The art of being customer-centric

Identifying the top concerns of households is a crucial first step on the road to customer centricity but it’s only half the battle. It’s what happens after that will determine customers’ perceptions of a brand and company.

Communication is key

At any given time, communication is an important tool in a company’s arsenal to provide customer-centric service but it’s even more important during a pandemic with 76% of customers saying companies should be easier to research online.

Customers have very specific views about how they want to interact with companies and what they want to learn about. Contrary to popular belief, we found they actually don’t mind being contacted by a provider as long as the information is useful and relevant (66%).

HomeServe’s survey shows that two-thirds of customers (64%) find communications about home services very (or extremely) useful. This is particularly true when it includes pricing information or presents a programme that will translate into financial and time savings (such as home assistance membership). Friendly reminders about maintenance are also very popular (62%), especially with families with children and the under 35s.

While it varies from country to country, 57% of customers still prefer the telephone overall, especially when they can speak to a human operator (66%) in their own country (61%). This is followed by email at 44%.

A strong core

In addition to establishing and maintaining good communication, providers must also look inward to build a strong core. Indeed, customer centricity starts on the inside. Staff must play the role of champions and embrace the belief that every customer is at the heart of everything they do.

That’s because employees are instrumental in:

  • Receiving, handling, and analysing complaints: Complaints are an opportunity to turn a negative into a positive, and to highlight something that needs improvement. Considering 67% of homeowners say they would be likely to stay if a complaint is dealt with very well, it’s an important success factor.

  • Embodying and promoting values: Customers change their views positively 42% more often because of an interaction with an individual staff member. As representatives of the company or brand, employees must be given the tools and training to “put their best foot forward”.
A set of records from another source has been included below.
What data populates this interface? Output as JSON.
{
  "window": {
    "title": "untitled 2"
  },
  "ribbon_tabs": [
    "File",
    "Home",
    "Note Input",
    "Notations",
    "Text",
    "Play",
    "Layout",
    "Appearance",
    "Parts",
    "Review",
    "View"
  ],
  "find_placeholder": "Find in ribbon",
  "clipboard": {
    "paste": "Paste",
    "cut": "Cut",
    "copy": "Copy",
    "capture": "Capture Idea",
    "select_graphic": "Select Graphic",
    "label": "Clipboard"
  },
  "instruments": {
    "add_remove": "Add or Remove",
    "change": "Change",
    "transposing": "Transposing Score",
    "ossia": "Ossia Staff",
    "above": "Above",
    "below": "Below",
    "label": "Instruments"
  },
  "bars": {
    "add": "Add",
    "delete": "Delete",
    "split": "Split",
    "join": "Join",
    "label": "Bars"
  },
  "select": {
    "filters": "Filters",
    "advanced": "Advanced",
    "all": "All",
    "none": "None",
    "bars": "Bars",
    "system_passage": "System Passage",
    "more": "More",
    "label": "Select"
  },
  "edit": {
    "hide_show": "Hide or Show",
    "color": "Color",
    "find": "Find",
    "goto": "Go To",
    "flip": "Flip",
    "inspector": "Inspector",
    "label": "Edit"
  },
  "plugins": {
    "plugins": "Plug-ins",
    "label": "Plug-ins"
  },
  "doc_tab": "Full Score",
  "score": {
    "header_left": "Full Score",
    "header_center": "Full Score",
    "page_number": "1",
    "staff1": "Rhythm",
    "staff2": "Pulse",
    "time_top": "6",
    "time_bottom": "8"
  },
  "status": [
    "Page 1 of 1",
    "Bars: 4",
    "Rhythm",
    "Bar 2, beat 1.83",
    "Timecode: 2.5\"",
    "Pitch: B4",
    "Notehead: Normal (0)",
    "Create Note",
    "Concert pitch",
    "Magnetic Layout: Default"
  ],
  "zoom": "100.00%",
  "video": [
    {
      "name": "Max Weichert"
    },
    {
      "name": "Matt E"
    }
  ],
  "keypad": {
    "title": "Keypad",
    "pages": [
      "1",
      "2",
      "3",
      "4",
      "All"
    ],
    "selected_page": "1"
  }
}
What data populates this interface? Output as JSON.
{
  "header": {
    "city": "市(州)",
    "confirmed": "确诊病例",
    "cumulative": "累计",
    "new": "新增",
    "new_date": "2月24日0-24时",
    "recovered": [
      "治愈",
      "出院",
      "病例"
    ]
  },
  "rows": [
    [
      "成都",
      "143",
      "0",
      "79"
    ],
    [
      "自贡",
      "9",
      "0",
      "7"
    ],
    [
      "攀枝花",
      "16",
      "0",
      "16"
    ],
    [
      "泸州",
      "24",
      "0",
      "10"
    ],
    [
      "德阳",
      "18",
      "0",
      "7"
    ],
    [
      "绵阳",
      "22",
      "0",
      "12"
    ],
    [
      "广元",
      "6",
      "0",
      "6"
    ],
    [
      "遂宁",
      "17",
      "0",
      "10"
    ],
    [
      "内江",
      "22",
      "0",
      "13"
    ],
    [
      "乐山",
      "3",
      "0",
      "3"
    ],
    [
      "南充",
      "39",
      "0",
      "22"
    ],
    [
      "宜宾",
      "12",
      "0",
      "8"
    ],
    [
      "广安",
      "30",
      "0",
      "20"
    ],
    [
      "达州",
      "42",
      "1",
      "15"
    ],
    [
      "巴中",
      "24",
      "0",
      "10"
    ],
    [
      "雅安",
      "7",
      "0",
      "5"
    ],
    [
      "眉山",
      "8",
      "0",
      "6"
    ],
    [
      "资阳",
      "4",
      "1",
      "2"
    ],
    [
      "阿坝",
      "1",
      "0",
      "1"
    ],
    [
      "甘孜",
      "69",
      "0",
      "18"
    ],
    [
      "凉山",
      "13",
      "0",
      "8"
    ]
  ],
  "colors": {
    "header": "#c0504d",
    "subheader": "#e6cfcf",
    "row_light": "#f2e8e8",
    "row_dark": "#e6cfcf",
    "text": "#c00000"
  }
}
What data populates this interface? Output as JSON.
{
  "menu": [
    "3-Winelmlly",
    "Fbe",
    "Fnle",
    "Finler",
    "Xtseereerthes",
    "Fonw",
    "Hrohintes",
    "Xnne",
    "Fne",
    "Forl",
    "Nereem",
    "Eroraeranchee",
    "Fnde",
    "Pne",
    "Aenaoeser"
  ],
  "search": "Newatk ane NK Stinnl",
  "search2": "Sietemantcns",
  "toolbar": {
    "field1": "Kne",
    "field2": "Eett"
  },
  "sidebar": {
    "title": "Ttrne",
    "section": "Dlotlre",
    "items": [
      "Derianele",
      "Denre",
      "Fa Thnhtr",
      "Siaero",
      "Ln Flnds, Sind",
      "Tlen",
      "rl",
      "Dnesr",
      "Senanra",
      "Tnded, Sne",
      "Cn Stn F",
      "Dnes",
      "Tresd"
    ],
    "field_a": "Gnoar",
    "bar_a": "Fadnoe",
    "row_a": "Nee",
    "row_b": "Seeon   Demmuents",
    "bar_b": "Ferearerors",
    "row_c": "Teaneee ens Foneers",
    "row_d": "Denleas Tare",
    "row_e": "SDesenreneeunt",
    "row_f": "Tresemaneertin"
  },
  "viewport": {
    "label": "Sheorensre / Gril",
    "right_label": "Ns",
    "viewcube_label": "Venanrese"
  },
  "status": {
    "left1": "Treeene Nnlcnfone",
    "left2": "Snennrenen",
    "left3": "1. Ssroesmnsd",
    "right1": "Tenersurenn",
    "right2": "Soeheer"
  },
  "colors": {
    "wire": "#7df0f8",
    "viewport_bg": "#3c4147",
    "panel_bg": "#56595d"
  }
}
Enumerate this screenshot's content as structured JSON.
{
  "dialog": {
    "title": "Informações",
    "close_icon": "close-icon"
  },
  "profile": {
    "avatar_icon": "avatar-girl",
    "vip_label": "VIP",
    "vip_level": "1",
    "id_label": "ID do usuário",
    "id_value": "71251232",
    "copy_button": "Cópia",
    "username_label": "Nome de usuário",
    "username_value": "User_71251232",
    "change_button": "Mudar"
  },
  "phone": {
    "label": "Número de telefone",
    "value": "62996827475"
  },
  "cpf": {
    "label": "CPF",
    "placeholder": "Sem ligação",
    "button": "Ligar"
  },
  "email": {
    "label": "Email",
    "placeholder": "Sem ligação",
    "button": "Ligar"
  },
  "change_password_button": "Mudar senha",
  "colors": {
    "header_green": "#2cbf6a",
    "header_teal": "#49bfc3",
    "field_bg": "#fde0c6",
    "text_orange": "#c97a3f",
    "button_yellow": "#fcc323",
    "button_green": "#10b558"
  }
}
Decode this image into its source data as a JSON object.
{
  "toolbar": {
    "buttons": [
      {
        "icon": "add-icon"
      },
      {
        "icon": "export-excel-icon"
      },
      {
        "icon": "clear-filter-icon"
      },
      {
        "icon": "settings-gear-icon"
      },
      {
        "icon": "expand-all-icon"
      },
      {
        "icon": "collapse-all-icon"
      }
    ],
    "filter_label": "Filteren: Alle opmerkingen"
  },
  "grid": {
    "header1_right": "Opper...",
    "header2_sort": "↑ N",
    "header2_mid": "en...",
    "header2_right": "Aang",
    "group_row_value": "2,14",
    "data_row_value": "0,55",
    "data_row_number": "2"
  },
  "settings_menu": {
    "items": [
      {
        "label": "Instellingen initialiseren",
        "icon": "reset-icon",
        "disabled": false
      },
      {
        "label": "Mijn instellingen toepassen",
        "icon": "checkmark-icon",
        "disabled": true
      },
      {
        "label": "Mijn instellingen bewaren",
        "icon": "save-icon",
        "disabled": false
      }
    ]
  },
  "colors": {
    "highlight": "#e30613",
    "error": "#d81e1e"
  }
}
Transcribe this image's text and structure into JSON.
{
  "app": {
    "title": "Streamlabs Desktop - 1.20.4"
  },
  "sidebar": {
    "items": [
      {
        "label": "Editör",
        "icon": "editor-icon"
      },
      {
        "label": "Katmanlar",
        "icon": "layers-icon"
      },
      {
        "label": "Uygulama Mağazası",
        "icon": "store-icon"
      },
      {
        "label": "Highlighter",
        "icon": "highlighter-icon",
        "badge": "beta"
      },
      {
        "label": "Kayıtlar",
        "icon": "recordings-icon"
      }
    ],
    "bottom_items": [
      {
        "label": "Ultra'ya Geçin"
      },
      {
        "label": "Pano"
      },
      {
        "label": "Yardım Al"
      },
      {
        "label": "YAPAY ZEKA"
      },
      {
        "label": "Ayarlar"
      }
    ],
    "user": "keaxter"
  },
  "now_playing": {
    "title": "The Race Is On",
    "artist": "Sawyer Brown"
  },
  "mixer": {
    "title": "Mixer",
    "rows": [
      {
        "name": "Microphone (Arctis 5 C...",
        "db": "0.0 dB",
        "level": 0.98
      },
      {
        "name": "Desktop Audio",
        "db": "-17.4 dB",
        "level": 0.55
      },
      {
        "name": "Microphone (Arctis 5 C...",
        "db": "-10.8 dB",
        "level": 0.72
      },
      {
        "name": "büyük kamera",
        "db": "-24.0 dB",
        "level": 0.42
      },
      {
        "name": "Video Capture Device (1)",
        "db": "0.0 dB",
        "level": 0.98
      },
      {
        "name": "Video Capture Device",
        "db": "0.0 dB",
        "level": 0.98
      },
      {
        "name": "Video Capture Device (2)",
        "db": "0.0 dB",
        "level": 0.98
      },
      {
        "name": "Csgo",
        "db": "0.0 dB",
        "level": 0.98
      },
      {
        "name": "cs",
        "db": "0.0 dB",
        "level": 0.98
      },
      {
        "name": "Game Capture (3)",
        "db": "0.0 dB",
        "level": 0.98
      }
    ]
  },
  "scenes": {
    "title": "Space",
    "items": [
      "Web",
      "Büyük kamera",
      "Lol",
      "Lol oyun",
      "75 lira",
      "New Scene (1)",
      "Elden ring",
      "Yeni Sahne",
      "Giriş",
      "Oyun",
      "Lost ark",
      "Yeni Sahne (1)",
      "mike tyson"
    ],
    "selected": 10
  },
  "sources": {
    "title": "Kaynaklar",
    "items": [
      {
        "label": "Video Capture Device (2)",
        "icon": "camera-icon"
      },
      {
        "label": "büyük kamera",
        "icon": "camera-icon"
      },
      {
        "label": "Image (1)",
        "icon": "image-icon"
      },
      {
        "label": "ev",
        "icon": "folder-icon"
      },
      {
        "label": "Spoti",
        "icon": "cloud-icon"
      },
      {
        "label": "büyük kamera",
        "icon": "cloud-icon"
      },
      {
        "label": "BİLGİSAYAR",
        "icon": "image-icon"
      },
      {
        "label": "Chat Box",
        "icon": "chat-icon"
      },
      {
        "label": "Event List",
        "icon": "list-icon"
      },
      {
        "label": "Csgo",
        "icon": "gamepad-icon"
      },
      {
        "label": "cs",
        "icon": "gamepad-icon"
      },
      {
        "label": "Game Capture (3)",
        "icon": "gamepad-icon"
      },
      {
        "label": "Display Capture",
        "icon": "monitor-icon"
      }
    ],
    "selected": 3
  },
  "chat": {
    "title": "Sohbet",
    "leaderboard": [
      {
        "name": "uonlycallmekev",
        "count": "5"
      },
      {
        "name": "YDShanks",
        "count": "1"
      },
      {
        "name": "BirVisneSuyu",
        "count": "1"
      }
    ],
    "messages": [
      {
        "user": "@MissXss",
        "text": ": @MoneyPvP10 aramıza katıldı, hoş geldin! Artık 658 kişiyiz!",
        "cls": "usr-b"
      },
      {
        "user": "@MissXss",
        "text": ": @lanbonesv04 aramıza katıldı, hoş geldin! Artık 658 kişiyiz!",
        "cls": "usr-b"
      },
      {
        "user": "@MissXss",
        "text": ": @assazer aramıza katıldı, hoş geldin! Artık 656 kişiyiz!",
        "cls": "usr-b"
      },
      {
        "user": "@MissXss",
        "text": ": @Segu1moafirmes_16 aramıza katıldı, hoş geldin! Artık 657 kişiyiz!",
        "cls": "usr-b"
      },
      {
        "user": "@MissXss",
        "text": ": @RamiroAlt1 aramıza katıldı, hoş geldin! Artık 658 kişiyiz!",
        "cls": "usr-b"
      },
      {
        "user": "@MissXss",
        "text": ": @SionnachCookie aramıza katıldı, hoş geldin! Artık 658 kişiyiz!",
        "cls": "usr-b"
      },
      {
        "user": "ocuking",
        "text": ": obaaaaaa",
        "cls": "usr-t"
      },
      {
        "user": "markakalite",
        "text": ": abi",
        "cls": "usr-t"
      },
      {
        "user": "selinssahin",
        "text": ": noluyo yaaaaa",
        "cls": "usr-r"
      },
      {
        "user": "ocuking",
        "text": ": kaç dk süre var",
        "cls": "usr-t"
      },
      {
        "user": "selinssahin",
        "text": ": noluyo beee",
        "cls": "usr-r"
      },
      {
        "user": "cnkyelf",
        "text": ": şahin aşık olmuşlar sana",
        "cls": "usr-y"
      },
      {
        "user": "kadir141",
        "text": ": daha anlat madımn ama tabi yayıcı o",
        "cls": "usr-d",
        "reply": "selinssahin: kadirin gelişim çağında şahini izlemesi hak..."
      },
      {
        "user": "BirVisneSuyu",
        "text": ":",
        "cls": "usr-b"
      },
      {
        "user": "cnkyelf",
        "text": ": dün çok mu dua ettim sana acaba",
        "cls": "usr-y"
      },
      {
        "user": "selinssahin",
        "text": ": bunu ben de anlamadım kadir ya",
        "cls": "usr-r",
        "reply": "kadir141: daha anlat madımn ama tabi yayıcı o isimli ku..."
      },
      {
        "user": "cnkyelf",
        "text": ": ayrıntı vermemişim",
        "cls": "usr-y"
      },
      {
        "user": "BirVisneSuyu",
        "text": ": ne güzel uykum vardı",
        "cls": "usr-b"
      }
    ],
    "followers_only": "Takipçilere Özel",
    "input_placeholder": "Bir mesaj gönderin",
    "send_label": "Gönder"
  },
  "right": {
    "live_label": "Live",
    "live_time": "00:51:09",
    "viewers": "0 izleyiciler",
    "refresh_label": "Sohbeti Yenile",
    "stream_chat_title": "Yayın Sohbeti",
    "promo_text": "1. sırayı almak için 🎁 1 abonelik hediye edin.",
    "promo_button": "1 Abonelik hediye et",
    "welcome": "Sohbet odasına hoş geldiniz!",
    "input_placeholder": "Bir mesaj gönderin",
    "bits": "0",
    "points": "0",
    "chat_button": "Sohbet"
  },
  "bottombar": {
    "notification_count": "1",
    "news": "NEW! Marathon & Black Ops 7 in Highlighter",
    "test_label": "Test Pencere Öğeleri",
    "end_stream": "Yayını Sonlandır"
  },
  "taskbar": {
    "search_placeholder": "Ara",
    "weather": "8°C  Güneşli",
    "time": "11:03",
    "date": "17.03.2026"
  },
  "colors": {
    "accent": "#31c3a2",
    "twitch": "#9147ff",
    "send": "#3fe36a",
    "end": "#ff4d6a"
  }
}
  • Broadcasting your voice in the community:

  • HomeServe strongly believes that “being a good neighbour” is a core principle of customer centricity. This includes recruiting local tradespeople, running charitable activities and supporting green initiatives. Employees are a big part of their community involvement. It also includes caring for the elderly or other vulnerable populations, which 33% of respondents say would make them more likely to use a company.

Putting it all together

Customers are more demanding than ever and for good reasons. In the last year, they have faced unprecedented challenges that have led them to rethink many of the things they used to take for granted. Their expectations have changed and they want more from their providers, especially peace of mind (75%). That’s the main discovery of this year’s survey.

Companies have had to navigate uncharted waters as well. For example, HomeServe had to transition its 6,000 employees from office to remote work within two weeks of the pandemic hitting. In addition to organizational issues, many utilities and their partners have had to provide more services with an increase of 30% in breakdowns no doubt brought on by the fact that everyone has been confined at home.

Consumer-centric companies are better suited to this type of volatile situation because their focus is already firmly on customers and they already have the tools in place to respond and adapt to changing needs. As such, they’re able to provide assistance when it’s most needed. And, according to our survey, a brand that’s able to fix problems in the home, delights and is viewed more favourably by 75% of our respondents.